Shakespeare disse melhor (em Twelfth Night): “Não tenham medo da grandeza: alguns nascem grandes, alguns conseguem a grandeza, e outros têm a grandeza empurrada sobre eles”.
Às vezes sinto que, consciente ou inconscientemente, alguns voam do judaísmo por esta mesma razão. Quem somos nós para sermos testemunhas de D-s para o mundo, uma luz para as nações, um modelo para os outros? Se até mesmo gigantes espirituais como Jacob, Moisés e Jonas tentaram fugir, o que dizer de nós? Esse medo da falta de valor é aquele que certamente a maioria de nós já teve em algum momento.

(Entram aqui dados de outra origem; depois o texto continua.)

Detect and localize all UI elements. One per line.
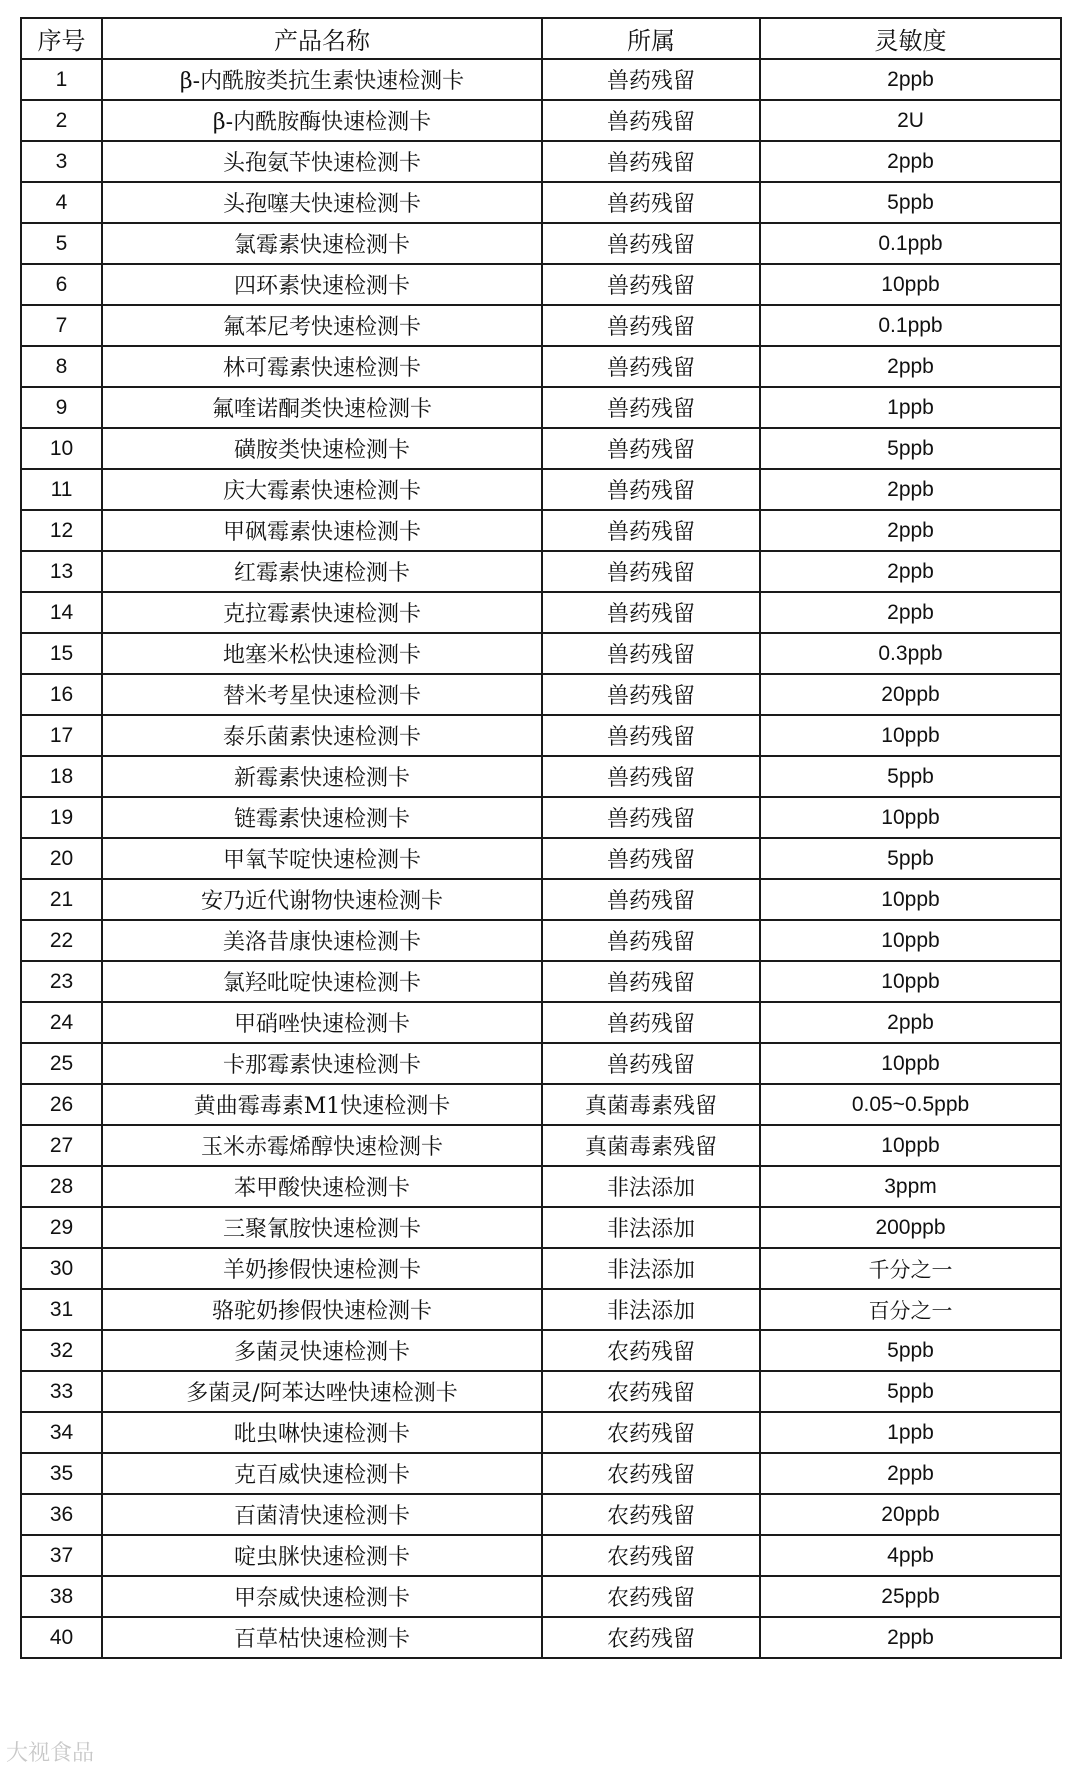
row-index: 31 xyxy=(21,1289,102,1330)
row-index: 40 xyxy=(21,1617,102,1658)
category: 真菌毒素残留 xyxy=(542,1125,760,1166)
table-row xyxy=(21,838,1061,879)
product-name: 安乃近代谢物快速检测卡 xyxy=(102,879,542,920)
category: 非法添加 xyxy=(542,1248,760,1289)
table-row xyxy=(21,1207,1061,1248)
product-name: 吡虫啉快速检测卡 xyxy=(102,1412,542,1453)
sensitivity: 5ppb xyxy=(760,1330,1061,1371)
product-name: 甲氧苄啶快速检测卡 xyxy=(102,838,542,879)
row-index: 23 xyxy=(21,961,102,1002)
row-index: 3 xyxy=(21,141,102,182)
watermark: 大视食品 xyxy=(6,1741,95,1766)
row-index: 25 xyxy=(21,1043,102,1084)
table-row xyxy=(21,264,1061,305)
row-index: 12 xyxy=(21,510,102,551)
sensitivity: 2ppb xyxy=(760,1617,1061,1658)
table-row xyxy=(21,1576,1061,1617)
product-name: 替米考星快速检测卡 xyxy=(102,674,542,715)
header-row xyxy=(21,18,1061,59)
category: 兽药残留 xyxy=(542,797,760,838)
category: 兽药残留 xyxy=(542,223,760,264)
product-name: 美洛昔康快速检测卡 xyxy=(102,920,542,961)
product-name: 黄曲霉毒素M1快速检测卡 xyxy=(102,1084,542,1125)
sensitivity: 百分之一 xyxy=(760,1289,1061,1330)
sensitivity: 5ppb xyxy=(760,838,1061,879)
row-index: 37 xyxy=(21,1535,102,1576)
product-name: 三聚氰胺快速检测卡 xyxy=(102,1207,542,1248)
row-index: 30 xyxy=(21,1248,102,1289)
sensitivity: 2ppb xyxy=(760,1453,1061,1494)
row-index: 18 xyxy=(21,756,102,797)
row-index: 1 xyxy=(21,59,102,100)
product-name: β-内酰胺类抗生素快速检测卡 xyxy=(102,59,542,100)
category: 兽药残留 xyxy=(542,1043,760,1084)
table-row xyxy=(21,797,1061,838)
product-name: 头孢噻夫快速检测卡 xyxy=(102,182,542,223)
sensitivity: 2ppb xyxy=(760,592,1061,633)
product-name: 氯霉素快速检测卡 xyxy=(102,223,542,264)
category: 兽药残留 xyxy=(542,100,760,141)
table-row xyxy=(21,592,1061,633)
product-name: 氟苯尼考快速检测卡 xyxy=(102,305,542,346)
table-row xyxy=(21,100,1061,141)
product-name: 克拉霉素快速检测卡 xyxy=(102,592,542,633)
product-table xyxy=(20,17,1062,1659)
table-row xyxy=(21,59,1061,100)
product-name: 百菌清快速检测卡 xyxy=(102,1494,542,1535)
table-row xyxy=(21,1002,1061,1043)
product-name: 氯羟吡啶快速检测卡 xyxy=(102,961,542,1002)
row-index: 2 xyxy=(21,100,102,141)
row-index: 10 xyxy=(21,428,102,469)
category: 兽药残留 xyxy=(542,182,760,223)
row-index: 38 xyxy=(21,1576,102,1617)
product-name: 氟喹诺酮类快速检测卡 xyxy=(102,387,542,428)
category: 兽药残留 xyxy=(542,469,760,510)
row-index: 9 xyxy=(21,387,102,428)
row-index: 17 xyxy=(21,715,102,756)
table-row xyxy=(21,1371,1061,1412)
table-body xyxy=(21,59,1061,1658)
category: 农药残留 xyxy=(542,1412,760,1453)
category: 农药残留 xyxy=(542,1371,760,1412)
category: 兽药残留 xyxy=(542,715,760,756)
table-row xyxy=(21,551,1061,592)
table-row xyxy=(21,1617,1061,1658)
category: 兽药残留 xyxy=(542,141,760,182)
row-index: 21 xyxy=(21,879,102,920)
product-name: 玉米赤霉烯醇快速检测卡 xyxy=(102,1125,542,1166)
table-row xyxy=(21,469,1061,510)
header-category: 所属 xyxy=(542,18,760,59)
table-row xyxy=(21,879,1061,920)
sensitivity: 2ppb xyxy=(760,346,1061,387)
table-row xyxy=(21,674,1061,715)
category: 农药残留 xyxy=(542,1617,760,1658)
product-name: 四环素快速检测卡 xyxy=(102,264,542,305)
category: 兽药残留 xyxy=(542,510,760,551)
table-row xyxy=(21,346,1061,387)
row-index: 11 xyxy=(21,469,102,510)
sensitivity: 1ppb xyxy=(760,387,1061,428)
sensitivity: 10ppb xyxy=(760,879,1061,920)
row-index: 28 xyxy=(21,1166,102,1207)
table-row xyxy=(21,961,1061,1002)
sensitivity: 10ppb xyxy=(760,715,1061,756)
table-row xyxy=(21,387,1061,428)
product-name: 百草枯快速检测卡 xyxy=(102,1617,542,1658)
category: 农药残留 xyxy=(542,1330,760,1371)
sensitivity: 3ppm xyxy=(760,1166,1061,1207)
row-index: 6 xyxy=(21,264,102,305)
sensitivity: 2ppb xyxy=(760,510,1061,551)
sensitivity: 10ppb xyxy=(760,1125,1061,1166)
product-name: 磺胺类快速检测卡 xyxy=(102,428,542,469)
category: 兽药残留 xyxy=(542,264,760,305)
category: 农药残留 xyxy=(542,1576,760,1617)
table-row xyxy=(21,1412,1061,1453)
category: 农药残留 xyxy=(542,1535,760,1576)
product-name: 地塞米松快速检测卡 xyxy=(102,633,542,674)
category: 兽药残留 xyxy=(542,592,760,633)
sensitivity: 2ppb xyxy=(760,551,1061,592)
row-index: 35 xyxy=(21,1453,102,1494)
sensitivity: 5ppb xyxy=(760,756,1061,797)
row-index: 29 xyxy=(21,1207,102,1248)
header-index: 序号 xyxy=(21,18,102,59)
category: 农药残留 xyxy=(542,1453,760,1494)
product-name: 羊奶掺假快速检测卡 xyxy=(102,1248,542,1289)
row-index: 15 xyxy=(21,633,102,674)
table-row xyxy=(21,1043,1061,1084)
category: 兽药残留 xyxy=(542,674,760,715)
product-name: 庆大霉素快速检测卡 xyxy=(102,469,542,510)
header-sensitivity: 灵敏度 xyxy=(760,18,1061,59)
product-name: 克百威快速检测卡 xyxy=(102,1453,542,1494)
sensitivity: 5ppb xyxy=(760,182,1061,223)
row-index: 14 xyxy=(21,592,102,633)
sensitivity: 0.1ppb xyxy=(760,305,1061,346)
sensitivity: 5ppb xyxy=(760,428,1061,469)
category: 兽药残留 xyxy=(542,920,760,961)
sensitivity: 千分之一 xyxy=(760,1248,1061,1289)
category: 兽药残留 xyxy=(542,59,760,100)
sensitivity: 2ppb xyxy=(760,469,1061,510)
table-row xyxy=(21,1166,1061,1207)
category: 兽药残留 xyxy=(542,961,760,1002)
table-row xyxy=(21,1125,1061,1166)
table-row xyxy=(21,510,1061,551)
product-name: 新霉素快速检测卡 xyxy=(102,756,542,797)
table-row xyxy=(21,1494,1061,1535)
category: 非法添加 xyxy=(542,1166,760,1207)
table-row xyxy=(21,1330,1061,1371)
row-index: 16 xyxy=(21,674,102,715)
category: 农药残留 xyxy=(542,1494,760,1535)
product-name: β-内酰胺酶快速检测卡 xyxy=(102,100,542,141)
row-index: 24 xyxy=(21,1002,102,1043)
product-name: 头孢氨苄快速检测卡 xyxy=(102,141,542,182)
sensitivity: 4ppb xyxy=(760,1535,1061,1576)
category: 兽药残留 xyxy=(542,346,760,387)
table-row xyxy=(21,756,1061,797)
sensitivity: 20ppb xyxy=(760,674,1061,715)
category: 兽药残留 xyxy=(542,756,760,797)
row-index: 32 xyxy=(21,1330,102,1371)
table-row xyxy=(21,1084,1061,1125)
product-name: 啶虫脒快速检测卡 xyxy=(102,1535,542,1576)
table-row xyxy=(21,1248,1061,1289)
product-name: 苯甲酸快速检测卡 xyxy=(102,1166,542,1207)
sensitivity: 10ppb xyxy=(760,797,1061,838)
category: 真菌毒素残留 xyxy=(542,1084,760,1125)
product-name: 链霉素快速检测卡 xyxy=(102,797,542,838)
table-row xyxy=(21,305,1061,346)
row-index: 33 xyxy=(21,1371,102,1412)
product-name: 红霉素快速检测卡 xyxy=(102,551,542,592)
product-name: 多菌灵/阿苯达唑快速检测卡 xyxy=(102,1371,542,1412)
category: 兽药残留 xyxy=(542,428,760,469)
category: 兽药残留 xyxy=(542,551,760,592)
sensitivity: 20ppb xyxy=(760,1494,1061,1535)
row-index: 27 xyxy=(21,1125,102,1166)
sensitivity: 1ppb xyxy=(760,1412,1061,1453)
row-index: 4 xyxy=(21,182,102,223)
row-index: 36 xyxy=(21,1494,102,1535)
table-row xyxy=(21,1289,1061,1330)
product-name: 骆驼奶掺假快速检测卡 xyxy=(102,1289,542,1330)
table-row xyxy=(21,428,1061,469)
category: 非法添加 xyxy=(542,1207,760,1248)
sensitivity: 0.05~0.5ppb xyxy=(760,1084,1061,1125)
sensitivity: 10ppb xyxy=(760,264,1061,305)
product-name: 泰乐菌素快速检测卡 xyxy=(102,715,542,756)
category: 兽药残留 xyxy=(542,633,760,674)
sensitivity: 10ppb xyxy=(760,1043,1061,1084)
row-index: 26 xyxy=(21,1084,102,1125)
sensitivity: 10ppb xyxy=(760,961,1061,1002)
table-row xyxy=(21,1535,1061,1576)
row-index: 8 xyxy=(21,346,102,387)
sensitivity: 10ppb xyxy=(760,920,1061,961)
table-row xyxy=(21,920,1061,961)
sensitivity: 200ppb xyxy=(760,1207,1061,1248)
row-index: 22 xyxy=(21,920,102,961)
row-index: 20 xyxy=(21,838,102,879)
row-index: 7 xyxy=(21,305,102,346)
row-index: 13 xyxy=(21,551,102,592)
category: 兽药残留 xyxy=(542,838,760,879)
product-name: 甲硝唑快速检测卡 xyxy=(102,1002,542,1043)
sensitivity: 0.1ppb xyxy=(760,223,1061,264)
product-name: 多菌灵快速检测卡 xyxy=(102,1330,542,1371)
row-index: 34 xyxy=(21,1412,102,1453)
product-name: 卡那霉素快速检测卡 xyxy=(102,1043,542,1084)
table-row xyxy=(21,141,1061,182)
sensitivity: 0.3ppb xyxy=(760,633,1061,674)
sensitivity: 2ppb xyxy=(760,59,1061,100)
category: 兽药残留 xyxy=(542,305,760,346)
table-row xyxy=(21,223,1061,264)
sensitivity: 2U xyxy=(760,100,1061,141)
table-row xyxy=(21,633,1061,674)
sensitivity: 25ppb xyxy=(760,1576,1061,1617)
sensitivity: 2ppb xyxy=(760,1002,1061,1043)
category: 兽药残留 xyxy=(542,879,760,920)
product-name: 林可霉素快速检测卡 xyxy=(102,346,542,387)
category: 兽药残留 xyxy=(542,1002,760,1043)
product-name: 甲砜霉素快速检测卡 xyxy=(102,510,542,551)
category: 非法添加 xyxy=(542,1289,760,1330)
row-index: 5 xyxy=(21,223,102,264)
product-name: 甲奈威快速检测卡 xyxy=(102,1576,542,1617)
header-product-name: 产品名称 xyxy=(102,18,542,59)
row-index: 19 xyxy=(21,797,102,838)
table-row xyxy=(21,182,1061,223)
table-row xyxy=(21,715,1061,756)
table-row xyxy=(21,1453,1061,1494)
sensitivity: 2ppb xyxy=(760,141,1061,182)
sensitivity: 5ppb xyxy=(760,1371,1061,1412)
category: 兽药残留 xyxy=(542,387,760,428)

A razão desse sentimento ser errado não é que ele é falso, mas é irrelevante. Claro que nos sentimos inadequados para uma grande tarefa antes de empreendê-la. É a coragem de empreendê-la que nos faz grandes. Líderes crescem enquanto lideram. Escritores crescem enquanto escrevem. Professores crescem ensinando. É somente através da superação de nosso sentimento de inadequação que nos lançamos à tarefa e nos elevamos e engrandecemos ao realizá-la. No título de um conhecido livro, nós devemos “sentir medo e fazer de qualquer jeito”.
Não tenha medo da grandeza: é por isso que D-s lutou com Jacob, Moisés e Jonas e não iria deixá-los escapar. Podemos não ter nascido grandes, mas ao nascermos (ou nos convertermos para nos tornar) judeus, nós temos a grandeza empurrada sobre nós. E como Marianne Williamson disse com razão: libertando-nos do medo, nós ajudamos outros a se libertarem. Isso é o que nós, como judeus, somos destinadas a fazer: ter a coragem de ser diferente, desafiar os ídolos da época, ser fiéis à nossa fé enquanto procuramos ser uma bênção para os outros, independentemente de sua fé.

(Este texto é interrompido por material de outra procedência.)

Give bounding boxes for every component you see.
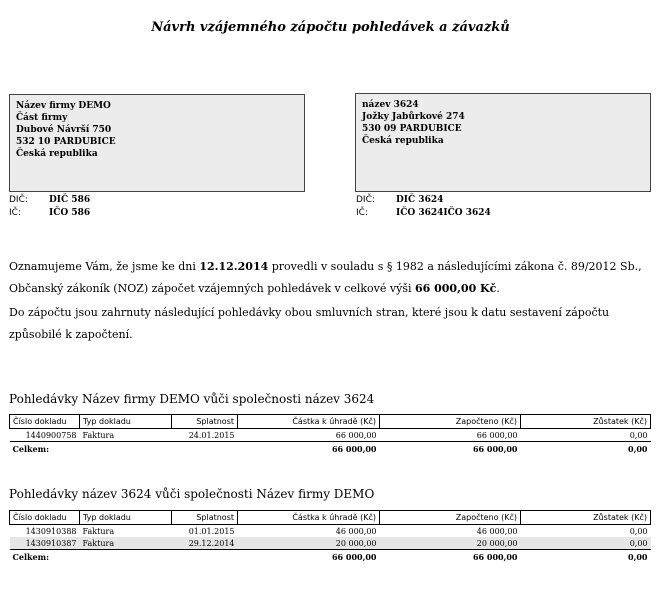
party-right-name: název 3624	[362, 100, 419, 110]
section1-heading: Pohledávky Název firmy DEMO vůči společnosti název 3624	[9, 392, 375, 406]
offset-date: 12.12.2014	[199, 260, 269, 273]
party-right-country: Česká republika	[362, 136, 444, 146]
party-right-city: 530 09 PARDUBICE	[362, 124, 462, 134]
table-total-row	[10, 550, 651, 565]
offset-total-amount: 66 000,00 Kč	[414, 282, 497, 295]
col-header-amount: Částka k úhradě (Kč)	[238, 511, 380, 525]
cell-type: Faktura	[80, 537, 172, 550]
col-header-offset: Započteno (Kč)	[380, 511, 521, 525]
party-left-name: Název firmy DEMO	[16, 101, 111, 111]
cell-offset: 20 000,00	[380, 537, 521, 550]
col-header-doc: Číslo dokladu	[10, 511, 80, 525]
col-header-type: Typ dokladu	[80, 415, 172, 429]
party-left-country: Česká republika	[16, 149, 98, 159]
cell-balance: 0,00	[629, 430, 648, 440]
party-left-city: 532 10 PARDUBICE	[16, 137, 116, 147]
col-header-due: Splatnost	[172, 511, 238, 525]
document-title: Návrh vzájemného zápočtu pohledávek a závazků	[151, 20, 510, 35]
section1-table	[9, 414, 651, 456]
col-header-balance: Zůstatek (Kč)	[521, 415, 651, 429]
cell-doc: 1440900758	[25, 430, 77, 440]
party-left-address-box	[9, 94, 305, 192]
total-balance: 0,00	[521, 550, 651, 565]
cell-offset: 46 000,00	[476, 526, 518, 536]
cell-doc: 1430910388	[25, 526, 77, 536]
col-header-offset: Započteno (Kč)	[380, 415, 521, 429]
section2-table	[9, 510, 651, 564]
party-left-dic-row	[9, 194, 90, 206]
cell-type: Faktura	[82, 430, 115, 440]
section2-heading: Pohledávky název 3624 vůči společnosti Název firmy DEMO	[9, 487, 375, 501]
party-left-ico-label: IČ:	[9, 208, 21, 218]
party-left-ico-row	[9, 207, 90, 219]
party-right-dic-label: DIČ:	[356, 195, 375, 205]
cell-balance: 0,00	[521, 537, 651, 550]
total-label: Celkem:	[10, 442, 238, 457]
col-header-balance: Zůstatek (Kč)	[521, 511, 651, 525]
intro-text-b: provedli v souladu s § 1982 a následujícími zákona č. 89/2012 Sb., Občanský zákoník (NOZ) zápočet vzájemných pohledávek v celkové výši	[9, 260, 642, 295]
party-right-street: Jožky Jabůrkové 274	[362, 112, 465, 122]
cell-type: Faktura	[82, 526, 115, 536]
cell-amount: 46 000,00	[335, 526, 377, 536]
total-label: Celkem:	[10, 550, 238, 565]
total-offset: 66 000,00	[380, 442, 521, 457]
party-left-ico-value: IČO 586	[49, 208, 91, 218]
table-header-row	[10, 415, 651, 429]
party-left-division: Část firmy	[16, 113, 68, 123]
party-left-dic-value: DIČ 586	[49, 195, 91, 205]
total-balance: 0,00	[521, 442, 651, 457]
cell-amount: 20 000,00	[238, 537, 380, 550]
table-header-row	[10, 511, 651, 525]
scope-paragraph: Do zápočtu jsou zahrnuty následující pohledávky obou smluvních stran, které jsou k datu sestavení zápočtu způsobilé k započtení.	[9, 306, 610, 341]
table-row	[10, 537, 651, 550]
col-header-doc: Číslo dokladu	[10, 415, 80, 429]
table-row	[10, 429, 651, 442]
party-left-street: Dubové Návrší 750	[16, 125, 112, 135]
table-row	[10, 525, 651, 538]
intro-paragraph	[9, 256, 649, 300]
party-left-dic-label: DIČ:	[9, 195, 28, 205]
party-right-ico-label: IČ:	[356, 208, 368, 218]
total-offset: 66 000,00	[380, 550, 521, 565]
party-right-dic-row	[356, 194, 443, 206]
cell-due: 29.12.2014	[172, 537, 238, 550]
total-amount: 66 000,00	[238, 442, 380, 457]
col-header-amount: Částka k úhradě (Kč)	[238, 415, 380, 429]
cell-doc: 1430910387	[10, 537, 80, 550]
cell-amount: 66 000,00	[335, 430, 377, 440]
cell-due: 01.01.2015	[188, 526, 235, 536]
party-right-ico-row	[356, 207, 491, 219]
table-total-row	[10, 442, 651, 457]
col-header-type: Typ dokladu	[80, 511, 172, 525]
party-right-address-box	[355, 93, 651, 192]
party-right-dic-value: DIČ 3624	[396, 195, 444, 205]
cell-due: 24.01.2015	[188, 430, 235, 440]
total-amount: 66 000,00	[238, 550, 380, 565]
intro-text-c: .	[496, 282, 500, 295]
party-right-ico-value: IČO 3624IČO 3624	[396, 208, 491, 218]
cell-offset: 66 000,00	[476, 430, 518, 440]
cell-balance: 0,00	[629, 526, 648, 536]
intro-text-a: Oznamujeme Vám, že jsme ke dni	[9, 260, 200, 273]
col-header-due: Splatnost	[172, 415, 238, 429]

Porque somos todos filhos do homem a quem foi dado o nome de alguém que luta com D-s, com os homens e prevalece. A nossa tarefa não é fácil, mas qual é a missão de valor que seja fácil? Nós somos tão grandes quanto os desafios que temos a coragem de empreender. E se às vezes temos vontade de fugir, não devemos nos sentir mal sobre isso. Assim fizeram os maiores.
Sentir medo é bom. Entregar-se a ele não é. Porque D-s tem fé em nós. Mesmo se às vezes até mesmo o melhores falham na fé em si mesmos.

NOTAS:
1) Bereshit Rabá 77:3.
2) Ele coloca isso em seu comentário ao Gênesis 37:2.
3) Veja Robert Alter, The Art of Biblical Narrative.
4) Rashbam em Gen. 32:29. Rashbam também inclui o episódio de Bilam, o burro e o anjo como mais um exemplo desse tipo de cena.
5) Marianne Williamson, A Return to Love, HarperCollins, 1992, 190.

Texto original: “FEELING THE FEAR” por Rabino Jonathan Sacks.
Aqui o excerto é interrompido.